Contacts can be associated with one or more outlets. Each link includes their role and dates:

"Link Sarah Chen to TechCrunch as a senior reporter"

"Sarah Chen left TechCrunch and joined The Verge as a staff writer"

When a contact moves, the agent marks the old link as ended and creates a new one. This preserves the history — you can see everywhere a contact has worked.

Freelancers

Some contacts write for multiple outlets. Mark them as freelancers:

"Mark Sarah Chen as a freelancer"

"Add a freelance journalist: Lisa Park. She writes for TechCrunch, Wired, and The Verge."

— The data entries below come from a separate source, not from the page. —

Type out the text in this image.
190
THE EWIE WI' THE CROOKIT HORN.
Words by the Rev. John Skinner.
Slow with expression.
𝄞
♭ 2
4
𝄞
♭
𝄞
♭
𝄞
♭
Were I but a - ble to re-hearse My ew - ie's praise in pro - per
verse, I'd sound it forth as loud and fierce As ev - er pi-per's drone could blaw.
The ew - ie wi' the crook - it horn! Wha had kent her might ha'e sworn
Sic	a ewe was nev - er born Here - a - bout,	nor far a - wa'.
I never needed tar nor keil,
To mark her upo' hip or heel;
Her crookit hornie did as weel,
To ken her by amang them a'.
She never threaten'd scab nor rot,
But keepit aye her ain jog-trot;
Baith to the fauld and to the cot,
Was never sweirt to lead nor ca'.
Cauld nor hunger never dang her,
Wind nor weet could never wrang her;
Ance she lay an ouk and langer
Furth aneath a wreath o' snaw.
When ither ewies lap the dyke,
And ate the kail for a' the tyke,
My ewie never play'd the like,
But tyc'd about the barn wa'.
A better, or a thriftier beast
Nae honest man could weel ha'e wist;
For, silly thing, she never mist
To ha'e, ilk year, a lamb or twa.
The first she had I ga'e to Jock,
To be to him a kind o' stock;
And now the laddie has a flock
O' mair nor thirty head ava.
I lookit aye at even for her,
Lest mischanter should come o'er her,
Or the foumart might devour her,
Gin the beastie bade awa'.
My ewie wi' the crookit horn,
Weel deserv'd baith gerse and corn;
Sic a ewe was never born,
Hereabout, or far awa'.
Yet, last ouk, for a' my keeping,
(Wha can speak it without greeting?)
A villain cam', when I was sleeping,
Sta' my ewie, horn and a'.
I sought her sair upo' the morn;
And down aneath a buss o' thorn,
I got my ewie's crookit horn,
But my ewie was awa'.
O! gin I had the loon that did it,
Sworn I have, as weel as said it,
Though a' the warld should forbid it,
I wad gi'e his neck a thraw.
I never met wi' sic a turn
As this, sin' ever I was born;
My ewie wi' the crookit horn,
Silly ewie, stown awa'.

Freelancers can have active links to multiple outlets simultaneously.

Updating contact information

"Update Sarah Chen's title to 'Senior Technology Reporter'"

"Add Sarah Chen's LinkedIn: linkedin.com/in/sarahchen"

"Update Sarah's preferences: prefers email over phone, best reached Tuesday-Thursday mornings"

Getting a contact's full picture

"Give me a full background on Sarah Chen"

The contact_background tool pulls together everything: their outlets, opportunities, coverage, emails, and notes — giving you the complete relationship history.

Searching for contacts

"Find all contacts at Forbes"

"Search for contacts who cover AI"

"List all freelance contacts"

Tips

  • Search before creating. Always check if a contact or outlet already exists to avoid duplicates. Your agent will typically do this automatically, but it helps to be aware.
  • Keep it current. When you learn that a contact has moved outlets or changed roles, tell your agent right away.
  • Use the background tools. Before pitching someone, ask for their full background to see your entire history with them.
  • Add notes for context. After a call or meeting with a contact, log a note so the history is captured. See the Notes guide for details.